Os media russos, como a Russia Today, estão a avançar, nesta terça-feira, 27, último dia dos quatro marcados para o decurso dos referendos, que os votantes escolheram em largas percentagens pela adesão à Rússia em Lugansk e Donetsk com 97%, Kherson com 87% e em Zaporijia por 92%.

Estes referendos foram anunciados há apenas duas semanas pelo Presidente russo, Vladimir Putin, mas logo foram dados como ilegais pela esmagadora maioria das organizações internacionais e pelos países europeus, EUA, entre outros, embora isso pareça incomodar pouco o Kremlin, até porque o mesmo sucedeu na Crimeia, em 2014, e o processo avançou de forma célere e sem problemas de maior para os interesses russos.

Ao mesmo tempo, o Kremlin anunciou uma mobilização parcial de mais de 300 mil reservistas para se juntarem ao esforço de guerra que a Rússia trava no leste da Ucrânia, desde 24 de Fevereiro, e que pode agora observar uma forte deslocação da denominada "operação militar especial" para uma guerra total assim que a Duma-Parlamento russo aprovar a legislação necessária para que estas quatros regiões sejam legalmente absorvidas pela Federação Russa.

Isto, porque, quando esse passo for dado, o que, se correr como previsto, pode suceder já na sexta-feira, quando está previsto um discurso à Nação de Vladimir Putin, então os ataques das forças ucranianas a estes territórios serão vistos por Moscovo como ataques à Federação Russa, levando a uma escalada que pode ser de nível nuclear.

Mas, ao contrário do que tem sido noticiado pelos media ocidentais, o recurso ao nuclear não é justificado pelo Kremlin por apenas um ataque convencional a território russo, porque isso já aconteceu na Crimeia e na região de Belgorod, mas sim quando os ataques forem de movo a ameaçar a existência da Federação enquanto ou ainda se estiver face a um ataque nuclear contra a Rússia.

Mas Putin já advertiu que não se trata de um "bluff" quando diz que pode recorrer ao seu arsenal nuclear na guerra da Ucrânia, porque, como lembrou o senhor do Kremlin, a Rússia está a lutar contra a NATO (EUA e Europa ocidental) que mantém um fluxo interminável de armas para a Ucrânia e um rodo de dinheiro sem fim para as despesas de guerra de Kiev. ~

Moscovo considera ainda que se trata de uma guerra de proximidade, onde os Estados Unidos combatem a Rússia por interposto exército ucraniano sem envolverem um único soldado nos combates mas condenando a uma mortandade tremenda os homens de Kiev.

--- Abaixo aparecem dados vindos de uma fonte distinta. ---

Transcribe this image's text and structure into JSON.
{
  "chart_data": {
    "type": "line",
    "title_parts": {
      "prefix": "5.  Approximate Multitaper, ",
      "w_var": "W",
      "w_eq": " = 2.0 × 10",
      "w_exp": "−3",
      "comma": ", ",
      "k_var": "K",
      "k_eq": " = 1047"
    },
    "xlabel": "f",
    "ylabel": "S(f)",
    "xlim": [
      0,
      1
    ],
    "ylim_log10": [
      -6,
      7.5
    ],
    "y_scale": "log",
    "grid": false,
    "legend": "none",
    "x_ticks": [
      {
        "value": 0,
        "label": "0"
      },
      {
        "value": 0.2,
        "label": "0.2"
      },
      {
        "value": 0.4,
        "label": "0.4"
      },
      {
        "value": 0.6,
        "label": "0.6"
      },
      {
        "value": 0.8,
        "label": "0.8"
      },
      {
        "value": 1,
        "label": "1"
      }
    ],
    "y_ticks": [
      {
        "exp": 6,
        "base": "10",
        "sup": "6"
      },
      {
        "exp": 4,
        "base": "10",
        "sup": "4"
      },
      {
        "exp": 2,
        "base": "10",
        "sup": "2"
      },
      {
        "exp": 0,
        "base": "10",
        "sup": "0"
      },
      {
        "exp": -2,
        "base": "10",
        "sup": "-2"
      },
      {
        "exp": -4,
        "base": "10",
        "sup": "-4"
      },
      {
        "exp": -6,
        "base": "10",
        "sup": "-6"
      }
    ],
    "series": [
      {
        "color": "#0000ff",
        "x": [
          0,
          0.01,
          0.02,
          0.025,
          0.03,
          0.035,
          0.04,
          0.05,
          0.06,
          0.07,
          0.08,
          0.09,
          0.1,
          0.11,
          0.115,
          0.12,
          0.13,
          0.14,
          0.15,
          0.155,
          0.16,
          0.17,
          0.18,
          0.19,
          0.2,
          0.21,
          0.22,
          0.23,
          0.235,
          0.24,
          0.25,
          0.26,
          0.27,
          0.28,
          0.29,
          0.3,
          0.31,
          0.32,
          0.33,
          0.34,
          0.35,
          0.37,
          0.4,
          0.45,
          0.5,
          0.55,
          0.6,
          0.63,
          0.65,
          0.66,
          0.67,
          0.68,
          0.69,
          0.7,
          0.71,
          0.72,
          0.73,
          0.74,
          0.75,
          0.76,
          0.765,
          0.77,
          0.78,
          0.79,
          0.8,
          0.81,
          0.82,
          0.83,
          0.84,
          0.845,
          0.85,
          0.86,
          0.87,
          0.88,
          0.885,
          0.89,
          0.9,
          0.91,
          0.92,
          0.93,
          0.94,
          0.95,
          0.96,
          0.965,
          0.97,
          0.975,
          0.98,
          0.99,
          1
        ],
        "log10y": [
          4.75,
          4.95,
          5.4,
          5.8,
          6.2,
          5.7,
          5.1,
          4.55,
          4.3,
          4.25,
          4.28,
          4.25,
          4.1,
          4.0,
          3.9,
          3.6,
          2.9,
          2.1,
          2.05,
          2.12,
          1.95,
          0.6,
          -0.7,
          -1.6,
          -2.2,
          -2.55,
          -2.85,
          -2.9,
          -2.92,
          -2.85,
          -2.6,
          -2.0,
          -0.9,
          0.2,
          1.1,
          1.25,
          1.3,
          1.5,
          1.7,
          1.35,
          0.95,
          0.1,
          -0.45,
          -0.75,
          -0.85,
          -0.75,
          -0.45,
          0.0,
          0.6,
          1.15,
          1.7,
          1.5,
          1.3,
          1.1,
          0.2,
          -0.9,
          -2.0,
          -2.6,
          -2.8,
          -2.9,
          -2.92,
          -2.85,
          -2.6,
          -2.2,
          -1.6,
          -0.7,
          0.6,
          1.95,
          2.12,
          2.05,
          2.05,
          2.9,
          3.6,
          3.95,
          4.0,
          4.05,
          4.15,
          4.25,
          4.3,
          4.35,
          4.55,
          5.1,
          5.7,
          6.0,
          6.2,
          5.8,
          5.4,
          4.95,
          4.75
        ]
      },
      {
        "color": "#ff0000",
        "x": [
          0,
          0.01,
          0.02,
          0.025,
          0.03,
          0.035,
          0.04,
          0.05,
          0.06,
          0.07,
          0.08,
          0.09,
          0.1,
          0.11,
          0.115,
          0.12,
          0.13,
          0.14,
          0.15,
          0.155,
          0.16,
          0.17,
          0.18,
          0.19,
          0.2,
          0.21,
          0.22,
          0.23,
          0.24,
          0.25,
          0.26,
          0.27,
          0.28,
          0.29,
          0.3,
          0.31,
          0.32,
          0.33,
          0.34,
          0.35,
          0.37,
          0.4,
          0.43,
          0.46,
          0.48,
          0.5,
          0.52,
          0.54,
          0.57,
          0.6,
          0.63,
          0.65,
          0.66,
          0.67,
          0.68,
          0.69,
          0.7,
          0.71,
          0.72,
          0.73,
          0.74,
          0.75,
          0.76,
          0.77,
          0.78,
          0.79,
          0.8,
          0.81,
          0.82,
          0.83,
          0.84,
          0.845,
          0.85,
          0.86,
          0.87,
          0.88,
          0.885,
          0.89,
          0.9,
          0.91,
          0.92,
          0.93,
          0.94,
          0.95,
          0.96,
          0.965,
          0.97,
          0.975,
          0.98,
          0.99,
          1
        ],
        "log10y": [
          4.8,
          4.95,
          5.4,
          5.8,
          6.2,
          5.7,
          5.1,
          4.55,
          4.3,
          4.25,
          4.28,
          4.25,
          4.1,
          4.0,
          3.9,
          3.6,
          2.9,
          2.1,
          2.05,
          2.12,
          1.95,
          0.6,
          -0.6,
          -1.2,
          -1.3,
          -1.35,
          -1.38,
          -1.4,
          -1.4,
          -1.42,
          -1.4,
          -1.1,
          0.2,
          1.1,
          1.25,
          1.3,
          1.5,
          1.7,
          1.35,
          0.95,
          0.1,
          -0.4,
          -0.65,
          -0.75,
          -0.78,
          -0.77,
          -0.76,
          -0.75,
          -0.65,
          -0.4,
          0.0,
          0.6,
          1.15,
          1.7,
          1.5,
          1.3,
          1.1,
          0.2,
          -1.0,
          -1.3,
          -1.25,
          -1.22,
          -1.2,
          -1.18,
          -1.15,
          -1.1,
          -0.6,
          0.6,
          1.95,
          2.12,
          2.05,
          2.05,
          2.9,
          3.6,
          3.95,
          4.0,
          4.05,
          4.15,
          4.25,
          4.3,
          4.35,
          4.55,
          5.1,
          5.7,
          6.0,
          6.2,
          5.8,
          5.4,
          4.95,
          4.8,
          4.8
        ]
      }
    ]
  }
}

Ou seja, já nos próximos dias o mundo pode assistir a uma escalada sem precedentes naquele que é já o mais devastador conflito na Europa deste a guerra na antiga Jugoslávia, no início da década de 1990 e tendo a ser já o pior desde a II Guerra Mundial.

Isto assume ainda maior relevância qando se sabe já, porque até os mais próximos de Moscovo, como a Turquia, que a generalidade da comunidade de países ocidentais e as suas organizações, como a União Europeia, ou ainda a ONU, não vão reconhecer estes referendos.

Isto, porque se trata de regiões reconhecidas como parte da Ucrânia e não obedecem ao mínimo de regras próprias das auscultações populares em democracias, como os referendos ou os plebiscitos..

O que esperar de Moscovo e da reacção ocidental

Em causa está a forma como Moscovo vai reagir face aos ataques ucranianos a estas quatro regiões, que deixarão de ser territórios sob controlo das forças russas, como é o caso de Zaporijia e Kherson, a sul, ou as repúblicas independentes de Donetsk e Lugansk, no leste, apenas reconhecidas pela Rússia, para passarem a ter o estatuto de províncias da Federação Russa de pleno direito, o que conduzirá à passagem daquilo que o Kremlin diz ser uma "operação militar especial" para uma guerra plena com a Ucrânia, com as inerentes alterações tácticas e estratégicas.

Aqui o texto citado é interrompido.